Öğretmenlerin Sıra Dayağı Attığı Karanlık Dönemden Kalan Trajikomik Hatıralar
ortaokul ve liseyi 90'larda okudum
sınıf başkanı konuşanları ismini tahtaya yazardı. sonra öğretmen sınıfa gelince o isimleri teker teker tahtanın önüne çağırır tekme tokat dalardı. lan şimdi düşünüyorum da nazi kampı gibi mk. sırf çocuğun isminin tahtada yazılı olması onu dövmek için nasıl bir motivasyon oluşturuyormuş bir insanda hala hayret ediyorum. ne namussuz, psikopat öğretmenler vardı lan...
"kravat"
ortaokuldayken hocanın bizim sınıftan bir çocuğu tek eliyle kravatından kavrayıp duvara vura vura dövdüğünü hatırlarım. hiçbir şey olmuyordu, sıradan bir olaydı, hayatımıza kaldığımız yerden devam ediyorduk.
şimdi bir hoca bir çocuğa fiske atsa ve çocuk anasına babasına söylese, o hocanın götünden kan alırlar muhtemelen. bizimki gerçekten garip bir dönemdi.
yıl 1992, lisede sınıf başkanıyken 40 kişilik sınıfa 20 tane cengiz kurtoğlu konser bileti satmam istendi
sadece 2 kişi aldı başka kimse almadı diye o dönemin müdür yardımcısı kalan 18 bilet satılana kadar bütün sınıfa 3 tur sıra dayağı atmıştı. ( kendiliğinden alan 2 kişi hariç ) ilk turda avucumuz açıkken cetvelle vurdu, 2. ve 3. turda parmak uçlarımızı yukarı doğru birleştirmemizi isteyip öyle vurmuştu. böyle " saygıdeğer " eğitimcilerimiz vardı amk.
"bakire?"
ortaokulda bakireliğin ne anlama geldiğini bilmediğim bir dönemde (o zamanlar bu bilgiler ayıplı idi, öğretmezlerdi) tv'den duyup kızın birine "sen bakire misin?" diye sormuştum. o da müdüre şikayet etmişti, çok fena dayak yemiştim.

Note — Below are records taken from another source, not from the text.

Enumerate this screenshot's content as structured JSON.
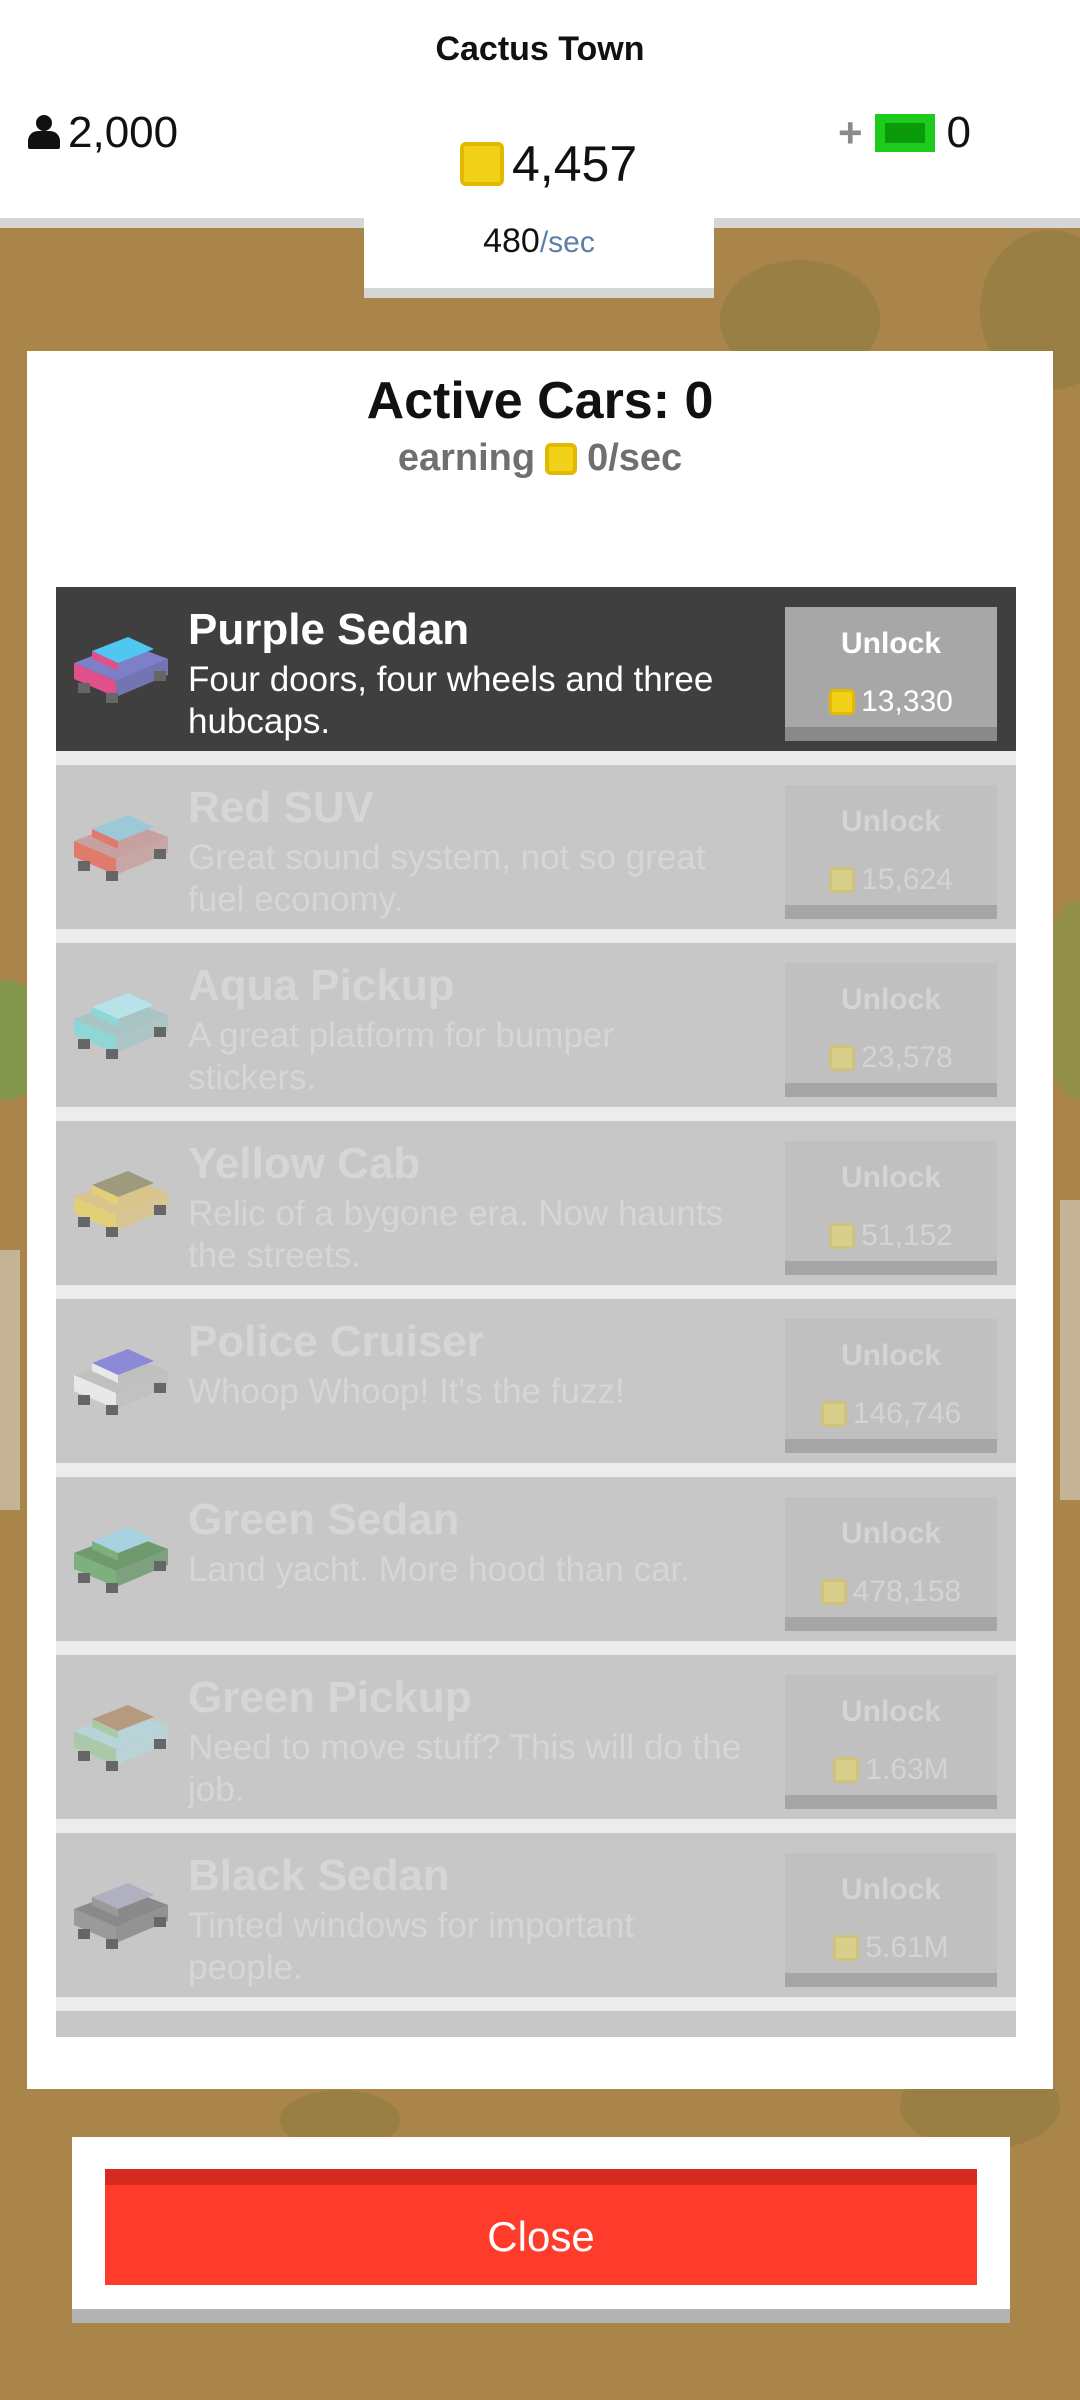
{
  "header": {
    "town_name": "Cactus Town",
    "population": "2,000",
    "coins": "4,457",
    "cash_plus": "+",
    "cash": "0",
    "rate_value": "480",
    "rate_unit": "/sec"
  },
  "panel": {
    "title": "Active Cars: 0",
    "earning_label": "earning",
    "earning_value": "0/sec"
  },
  "cars": [
    {
      "name": "Purple Sedan",
      "desc": "Four doors, four wheels and three hubcaps.",
      "button": "Unlock",
      "price": "13,330",
      "colors": [
        "#e0508a",
        "#4fc7f0",
        "#7d7fc8"
      ]
    },
    {
      "name": "Red SUV",
      "desc": "Great sound system, not so great fuel economy.",
      "button": "Unlock",
      "price": "15,624",
      "colors": [
        "#e07a6a",
        "#9cc9d8",
        "#c7a1a0"
      ]
    },
    {
      "name": "Aqua Pickup",
      "desc": "A great platform for bumper stickers.",
      "button": "Unlock",
      "price": "23,578",
      "colors": [
        "#8fd6d6",
        "#b7e3e8",
        "#a9c4c4"
      ]
    },
    {
      "name": "Yellow Cab",
      "desc": "Relic of a bygone era. Now haunts the streets.",
      "button": "Unlock",
      "price": "51,152",
      "colors": [
        "#e3cf7a",
        "#9e9a7e",
        "#d9c48b"
      ]
    },
    {
      "name": "Police Cruiser",
      "desc": "Whoop Whoop! It's the fuzz!",
      "button": "Unlock",
      "price": "146,746",
      "colors": [
        "#e8e8e8",
        "#8a8ad6",
        "#c0c0c0"
      ]
    },
    {
      "name": "Green Sedan",
      "desc": "Land yacht. More hood than car.",
      "button": "Unlock",
      "price": "478,158",
      "colors": [
        "#7eb07e",
        "#a8d2e0",
        "#6e9a6e"
      ]
    },
    {
      "name": "Green Pickup",
      "desc": "Need to move stuff? This will do the job.",
      "button": "Unlock",
      "price": "1.63M",
      "colors": [
        "#a9c9a9",
        "#b59a7e",
        "#b8d4d8"
      ]
    },
    {
      "name": "Black Sedan",
      "desc": "Tinted windows for important people.",
      "button": "Unlock",
      "price": "5.61M",
      "colors": [
        "#9a9a9a",
        "#b0b0c0",
        "#8a8a8a"
      ]
    }
  ],
  "close_label": "Close",
  "icons": {
    "population": "person-icon",
    "coin": "coin-icon",
    "cash": "cash-icon",
    "car": "car-icon"
  }
}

hak etmişim ve bir daha kimseye abuk sabuk sormayı bıraktım o günden bu yana.
bu döneme metaforik olarak bir isim verilseydi cetvel dönemi denirdi
o amk cetveli bir ölçme aleti olmaktan çıkıp dayak aracına dönüşmüştü. şiddet okullarda günlük hayatın bir parçasıydı ve herkes tarafından normelleştirilmişti. bazı öğretmen denilen insan bozuntuları okullarda koğuş amiri muamelesi görürdü. saçından tutulup tokatlananı, tokat yerken kafası duvardan sekeni, yakasından tutulup kaldırılan kızları gördüm. şu an nasıldır bilemiyorum fakat bir azalma söz konusuysa eminim bunun nedeni kameralar ve cep telefonlarıdır.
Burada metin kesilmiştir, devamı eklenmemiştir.